Performs a complete and exact rank analysis of a given partial ranking. This includes rank probabilities, relative rank probabilities and expected ranks.

exact_rank_prob(P, names = "", only.results = T, verbose = F, force = F)

Arguments

P

A partial ranking as matrix object calculated with neighborhood_inclusion or positional_dominance.

names

Optional argument for names if P does not have row/column names.

only.results

Logical. return only results (default) or additionally the ideal tree and lattice if FALSE.

verbose

Logical. should diagnostics be printed. Defaults to FALSE.

force

Logical. If FALSE (default), stops the analysis if the partial ranking has more than 40 elements and less than 0.4 comparable pairs. Only change if you know what you are doing.

Value

lin.ext

Number of possible rankings that extend P.

mse

Array giving the equivalence classes of P.

rank.prob

Matrix containing rank probabilities: rank.prob[u,k] is the probability that u has rank k.

relative.rank

Matrix containing relative rank probabilities: relative.rank[u,v] is the probability that u is ranked lower than v.

expected.rank

Expected ranks of nodes in any centrality ranking.

rank.spread

Standard deviation of the ranking probabilities.

topo.order

Random ranking used to build the lattice of ideals (if only.results = FALSE).

tree

Adjacency list (incoming) of the tree of ideals (if only.results = FALSE).

lattice

Adjacency list (incoming) of the lattice of ideals (if only.results = FALSE).

ideals

List of order ideals (if only.results = FALSE).

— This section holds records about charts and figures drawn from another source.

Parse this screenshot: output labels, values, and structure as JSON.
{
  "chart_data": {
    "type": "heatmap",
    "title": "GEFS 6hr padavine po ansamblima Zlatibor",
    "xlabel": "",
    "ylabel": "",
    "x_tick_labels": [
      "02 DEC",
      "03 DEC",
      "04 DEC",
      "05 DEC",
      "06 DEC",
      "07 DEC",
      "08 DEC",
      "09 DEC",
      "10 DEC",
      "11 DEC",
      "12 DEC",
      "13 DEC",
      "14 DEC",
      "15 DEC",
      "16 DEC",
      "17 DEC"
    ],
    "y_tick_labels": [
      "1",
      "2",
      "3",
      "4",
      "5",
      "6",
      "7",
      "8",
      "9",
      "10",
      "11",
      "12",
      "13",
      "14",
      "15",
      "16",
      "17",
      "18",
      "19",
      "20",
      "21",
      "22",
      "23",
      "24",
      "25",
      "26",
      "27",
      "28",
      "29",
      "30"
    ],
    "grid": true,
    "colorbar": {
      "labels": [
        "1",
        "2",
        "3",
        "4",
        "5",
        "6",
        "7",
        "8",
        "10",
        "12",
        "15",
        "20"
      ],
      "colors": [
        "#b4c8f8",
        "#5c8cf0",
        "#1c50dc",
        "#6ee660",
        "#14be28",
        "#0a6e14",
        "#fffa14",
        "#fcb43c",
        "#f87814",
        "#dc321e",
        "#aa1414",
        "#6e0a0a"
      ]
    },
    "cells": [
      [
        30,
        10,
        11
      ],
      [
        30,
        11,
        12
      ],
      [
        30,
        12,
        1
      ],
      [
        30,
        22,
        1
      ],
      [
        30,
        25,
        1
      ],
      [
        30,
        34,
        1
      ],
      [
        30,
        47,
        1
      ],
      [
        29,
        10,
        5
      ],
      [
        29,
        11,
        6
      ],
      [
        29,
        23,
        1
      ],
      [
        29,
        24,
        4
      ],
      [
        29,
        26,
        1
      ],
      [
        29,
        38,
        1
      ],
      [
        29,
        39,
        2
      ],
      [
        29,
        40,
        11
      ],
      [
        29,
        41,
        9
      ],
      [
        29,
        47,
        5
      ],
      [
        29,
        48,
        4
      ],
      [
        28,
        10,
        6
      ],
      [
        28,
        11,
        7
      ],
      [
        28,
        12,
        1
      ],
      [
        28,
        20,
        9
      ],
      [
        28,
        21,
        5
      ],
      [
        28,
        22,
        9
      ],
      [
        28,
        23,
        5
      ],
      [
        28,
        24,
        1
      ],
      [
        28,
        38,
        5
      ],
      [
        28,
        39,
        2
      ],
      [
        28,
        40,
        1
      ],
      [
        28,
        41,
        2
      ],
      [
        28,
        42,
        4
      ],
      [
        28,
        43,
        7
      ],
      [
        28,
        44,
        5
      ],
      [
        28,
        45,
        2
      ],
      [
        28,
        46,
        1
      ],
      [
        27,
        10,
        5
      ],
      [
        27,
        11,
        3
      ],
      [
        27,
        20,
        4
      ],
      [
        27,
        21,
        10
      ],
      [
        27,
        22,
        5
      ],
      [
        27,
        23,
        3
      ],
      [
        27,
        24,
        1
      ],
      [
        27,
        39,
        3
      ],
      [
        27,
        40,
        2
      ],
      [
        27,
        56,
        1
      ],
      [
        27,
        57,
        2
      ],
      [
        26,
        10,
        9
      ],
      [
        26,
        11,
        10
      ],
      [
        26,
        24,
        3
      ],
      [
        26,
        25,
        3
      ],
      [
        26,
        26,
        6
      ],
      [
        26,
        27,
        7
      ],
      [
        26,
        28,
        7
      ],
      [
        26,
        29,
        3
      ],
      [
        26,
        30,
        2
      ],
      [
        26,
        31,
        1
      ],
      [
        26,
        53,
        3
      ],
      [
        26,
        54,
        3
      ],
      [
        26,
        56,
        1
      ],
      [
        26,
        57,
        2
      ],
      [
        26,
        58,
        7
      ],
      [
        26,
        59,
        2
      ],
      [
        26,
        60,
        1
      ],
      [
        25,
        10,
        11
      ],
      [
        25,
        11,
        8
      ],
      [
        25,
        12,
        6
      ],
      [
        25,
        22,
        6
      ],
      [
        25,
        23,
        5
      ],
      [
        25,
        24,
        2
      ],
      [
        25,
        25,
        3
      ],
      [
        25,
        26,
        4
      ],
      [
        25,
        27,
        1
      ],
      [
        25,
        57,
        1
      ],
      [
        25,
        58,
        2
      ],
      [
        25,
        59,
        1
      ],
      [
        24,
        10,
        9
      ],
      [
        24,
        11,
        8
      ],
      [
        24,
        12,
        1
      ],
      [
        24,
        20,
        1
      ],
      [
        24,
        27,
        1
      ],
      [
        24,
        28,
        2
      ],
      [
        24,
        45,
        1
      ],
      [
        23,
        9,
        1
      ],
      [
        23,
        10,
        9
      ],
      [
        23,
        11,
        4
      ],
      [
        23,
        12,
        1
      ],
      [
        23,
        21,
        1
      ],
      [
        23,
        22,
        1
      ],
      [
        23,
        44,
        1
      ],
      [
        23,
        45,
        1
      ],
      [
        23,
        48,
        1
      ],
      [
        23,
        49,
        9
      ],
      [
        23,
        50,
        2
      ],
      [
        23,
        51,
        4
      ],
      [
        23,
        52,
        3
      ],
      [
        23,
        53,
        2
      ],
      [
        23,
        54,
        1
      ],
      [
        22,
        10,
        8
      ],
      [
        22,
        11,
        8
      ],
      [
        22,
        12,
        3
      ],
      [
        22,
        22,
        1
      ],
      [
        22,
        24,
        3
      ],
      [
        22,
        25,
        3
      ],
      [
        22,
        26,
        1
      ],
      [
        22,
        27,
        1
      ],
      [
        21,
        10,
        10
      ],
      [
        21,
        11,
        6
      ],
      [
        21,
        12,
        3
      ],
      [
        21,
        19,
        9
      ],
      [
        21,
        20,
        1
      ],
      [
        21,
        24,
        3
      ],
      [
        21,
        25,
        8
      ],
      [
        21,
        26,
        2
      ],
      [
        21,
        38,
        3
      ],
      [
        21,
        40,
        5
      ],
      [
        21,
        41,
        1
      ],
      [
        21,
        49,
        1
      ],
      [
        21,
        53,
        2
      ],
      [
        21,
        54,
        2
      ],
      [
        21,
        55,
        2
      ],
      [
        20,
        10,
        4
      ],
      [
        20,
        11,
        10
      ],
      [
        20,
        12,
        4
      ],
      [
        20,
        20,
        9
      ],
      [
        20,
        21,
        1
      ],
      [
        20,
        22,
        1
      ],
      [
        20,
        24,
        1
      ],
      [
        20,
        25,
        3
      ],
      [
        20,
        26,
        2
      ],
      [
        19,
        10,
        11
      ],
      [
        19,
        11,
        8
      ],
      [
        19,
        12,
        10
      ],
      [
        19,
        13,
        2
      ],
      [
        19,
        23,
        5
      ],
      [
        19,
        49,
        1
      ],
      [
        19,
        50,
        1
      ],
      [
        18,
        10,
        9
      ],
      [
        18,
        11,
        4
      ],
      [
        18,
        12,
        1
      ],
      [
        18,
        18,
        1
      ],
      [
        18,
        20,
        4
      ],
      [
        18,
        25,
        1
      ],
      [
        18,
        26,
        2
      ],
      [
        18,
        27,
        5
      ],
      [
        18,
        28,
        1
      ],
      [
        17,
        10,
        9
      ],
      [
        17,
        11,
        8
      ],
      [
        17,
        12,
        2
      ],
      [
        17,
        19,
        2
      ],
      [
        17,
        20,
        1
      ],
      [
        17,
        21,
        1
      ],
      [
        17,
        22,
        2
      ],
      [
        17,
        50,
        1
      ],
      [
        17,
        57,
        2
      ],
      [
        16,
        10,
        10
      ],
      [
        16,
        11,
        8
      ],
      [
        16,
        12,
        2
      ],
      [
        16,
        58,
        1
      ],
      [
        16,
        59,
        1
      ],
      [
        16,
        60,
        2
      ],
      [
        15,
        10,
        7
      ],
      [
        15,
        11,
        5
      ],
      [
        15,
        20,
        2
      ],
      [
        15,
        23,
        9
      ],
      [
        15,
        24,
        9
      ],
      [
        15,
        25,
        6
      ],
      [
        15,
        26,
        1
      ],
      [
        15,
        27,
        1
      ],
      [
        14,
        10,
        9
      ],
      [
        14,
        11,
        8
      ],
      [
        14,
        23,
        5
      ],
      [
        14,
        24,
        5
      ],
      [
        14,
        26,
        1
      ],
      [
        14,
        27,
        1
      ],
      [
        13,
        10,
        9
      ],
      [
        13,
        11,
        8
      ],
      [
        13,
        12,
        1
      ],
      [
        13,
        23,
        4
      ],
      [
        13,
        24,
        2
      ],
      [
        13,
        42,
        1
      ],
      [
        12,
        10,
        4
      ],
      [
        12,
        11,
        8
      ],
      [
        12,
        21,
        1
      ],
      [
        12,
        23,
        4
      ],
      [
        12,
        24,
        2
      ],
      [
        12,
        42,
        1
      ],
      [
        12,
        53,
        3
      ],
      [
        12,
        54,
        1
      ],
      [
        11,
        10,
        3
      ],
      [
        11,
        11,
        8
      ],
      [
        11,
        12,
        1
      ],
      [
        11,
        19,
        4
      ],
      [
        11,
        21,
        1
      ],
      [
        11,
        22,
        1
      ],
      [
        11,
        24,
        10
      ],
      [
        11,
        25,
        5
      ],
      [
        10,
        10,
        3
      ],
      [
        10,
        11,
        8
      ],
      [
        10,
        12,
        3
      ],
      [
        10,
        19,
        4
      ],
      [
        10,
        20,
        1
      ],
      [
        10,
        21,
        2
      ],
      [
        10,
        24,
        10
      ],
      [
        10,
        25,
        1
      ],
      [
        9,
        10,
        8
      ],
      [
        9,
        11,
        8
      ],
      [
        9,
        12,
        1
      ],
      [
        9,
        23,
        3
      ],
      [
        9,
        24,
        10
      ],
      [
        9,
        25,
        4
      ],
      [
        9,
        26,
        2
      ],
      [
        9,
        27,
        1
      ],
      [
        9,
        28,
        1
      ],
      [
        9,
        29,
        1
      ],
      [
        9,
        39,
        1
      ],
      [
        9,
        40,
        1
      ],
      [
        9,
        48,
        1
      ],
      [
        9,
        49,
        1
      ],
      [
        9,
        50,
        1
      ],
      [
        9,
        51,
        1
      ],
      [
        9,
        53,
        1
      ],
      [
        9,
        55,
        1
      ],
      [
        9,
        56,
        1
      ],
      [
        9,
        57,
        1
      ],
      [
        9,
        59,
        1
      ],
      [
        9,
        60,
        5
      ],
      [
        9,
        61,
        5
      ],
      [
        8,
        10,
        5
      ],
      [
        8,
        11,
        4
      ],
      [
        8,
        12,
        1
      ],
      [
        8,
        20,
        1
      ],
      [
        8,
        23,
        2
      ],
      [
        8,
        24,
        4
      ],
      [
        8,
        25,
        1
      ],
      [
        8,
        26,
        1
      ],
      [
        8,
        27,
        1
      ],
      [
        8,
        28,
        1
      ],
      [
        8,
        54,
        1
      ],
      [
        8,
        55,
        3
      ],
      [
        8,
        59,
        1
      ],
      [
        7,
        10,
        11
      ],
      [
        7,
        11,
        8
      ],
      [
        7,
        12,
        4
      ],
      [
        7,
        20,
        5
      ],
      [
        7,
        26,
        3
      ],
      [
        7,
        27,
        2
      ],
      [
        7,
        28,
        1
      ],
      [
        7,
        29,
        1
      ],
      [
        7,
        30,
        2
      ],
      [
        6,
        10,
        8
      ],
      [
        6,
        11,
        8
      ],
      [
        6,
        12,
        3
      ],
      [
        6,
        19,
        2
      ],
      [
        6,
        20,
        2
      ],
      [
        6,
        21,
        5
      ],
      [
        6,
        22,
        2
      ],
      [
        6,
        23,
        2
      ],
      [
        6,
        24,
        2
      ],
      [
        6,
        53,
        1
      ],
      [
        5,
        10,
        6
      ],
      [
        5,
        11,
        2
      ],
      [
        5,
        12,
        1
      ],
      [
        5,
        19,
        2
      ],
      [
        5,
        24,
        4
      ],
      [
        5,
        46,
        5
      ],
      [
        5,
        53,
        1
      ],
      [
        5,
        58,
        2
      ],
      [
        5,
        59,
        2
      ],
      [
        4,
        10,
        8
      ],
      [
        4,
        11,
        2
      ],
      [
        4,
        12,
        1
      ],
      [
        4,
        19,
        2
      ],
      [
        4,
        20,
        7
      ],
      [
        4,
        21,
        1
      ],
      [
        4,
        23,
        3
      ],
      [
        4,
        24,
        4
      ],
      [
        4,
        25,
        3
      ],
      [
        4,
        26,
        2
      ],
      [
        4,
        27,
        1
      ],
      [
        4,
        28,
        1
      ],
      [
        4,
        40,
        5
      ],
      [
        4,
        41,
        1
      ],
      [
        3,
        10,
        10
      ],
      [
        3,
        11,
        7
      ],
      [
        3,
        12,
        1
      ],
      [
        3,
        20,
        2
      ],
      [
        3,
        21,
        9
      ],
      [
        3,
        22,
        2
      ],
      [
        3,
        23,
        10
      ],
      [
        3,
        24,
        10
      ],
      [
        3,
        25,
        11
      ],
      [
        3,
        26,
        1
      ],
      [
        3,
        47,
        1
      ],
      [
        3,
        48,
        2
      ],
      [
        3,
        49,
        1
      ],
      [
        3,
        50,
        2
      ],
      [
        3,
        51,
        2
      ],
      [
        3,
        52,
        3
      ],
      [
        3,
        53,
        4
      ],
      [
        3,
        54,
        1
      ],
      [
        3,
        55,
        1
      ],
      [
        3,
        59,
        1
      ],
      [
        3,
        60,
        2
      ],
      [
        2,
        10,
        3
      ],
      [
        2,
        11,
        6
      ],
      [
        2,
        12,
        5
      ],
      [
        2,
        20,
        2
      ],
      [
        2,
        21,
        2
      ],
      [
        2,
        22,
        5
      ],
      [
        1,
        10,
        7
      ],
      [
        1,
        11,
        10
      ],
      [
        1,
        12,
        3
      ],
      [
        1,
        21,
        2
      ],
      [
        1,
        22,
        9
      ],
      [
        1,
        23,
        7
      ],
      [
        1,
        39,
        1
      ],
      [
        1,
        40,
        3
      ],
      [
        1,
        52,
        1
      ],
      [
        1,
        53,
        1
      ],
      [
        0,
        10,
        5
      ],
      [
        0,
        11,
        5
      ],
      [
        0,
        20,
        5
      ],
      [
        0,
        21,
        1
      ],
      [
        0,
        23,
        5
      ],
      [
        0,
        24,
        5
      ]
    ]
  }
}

In all cases, higher numerical ranks imply a higher position in the ranking. That is, the lowest ranked node has rank 1.

Details

The function derives rank probabilities from a given partial ranking (for instance returned by neighborhood_inclusion or positional_dominance). This includes the calculation of expected ranks, (relative) rank probabilities and the number of possible rankings. Note that the set of rankings grows exponentially in the number of elements and the exact calculation becomes infeasible quite quickly and approximations need to be used. See vignette("benchmarks") for guidelines and approx_rank_relative, approx_rank_expected, and mcmc_rank_prob for approximative methods.

References

De Loof, K. 2009. Efficient computation of rank probabilities in posets. Phd thesis, Ghent University.

De Loof, K., De Meyer, H. and De Baets, B., 2006. Exploiting the lattice of ideals representation of a poset. Fundamenta Informaticae, 71(2,3):309-321.

See also

approx_rank_relative, approx_rank_expected, mcmc_rank_prob

Examples

P <- matrix(c(0,0,1,1,1,0,0,0,1,0,0,0,0,0,1,rep(0,10)),5,5,byrow=TRUE) P
#> [,1] [,2] [,3] [,4] [,5] #> [1,] 0 0 1 1 1 #> [2,] 0 0 0 1 0 #> [3,] 0 0 0 0 1 #> [4,] 0 0 0 0 0 #> [5,] 0 0 0 0 0
res <- exact_rank_prob(P) #a warning is displayed if only one ranking is possible tg <- threshold_graph(20,0.2) P <- neighborhood_inclusion(tg) res <- exact_rank_prob(P)
#> Warning: P is already a ranking. #> Expected Ranks correspond to the only possible ranking.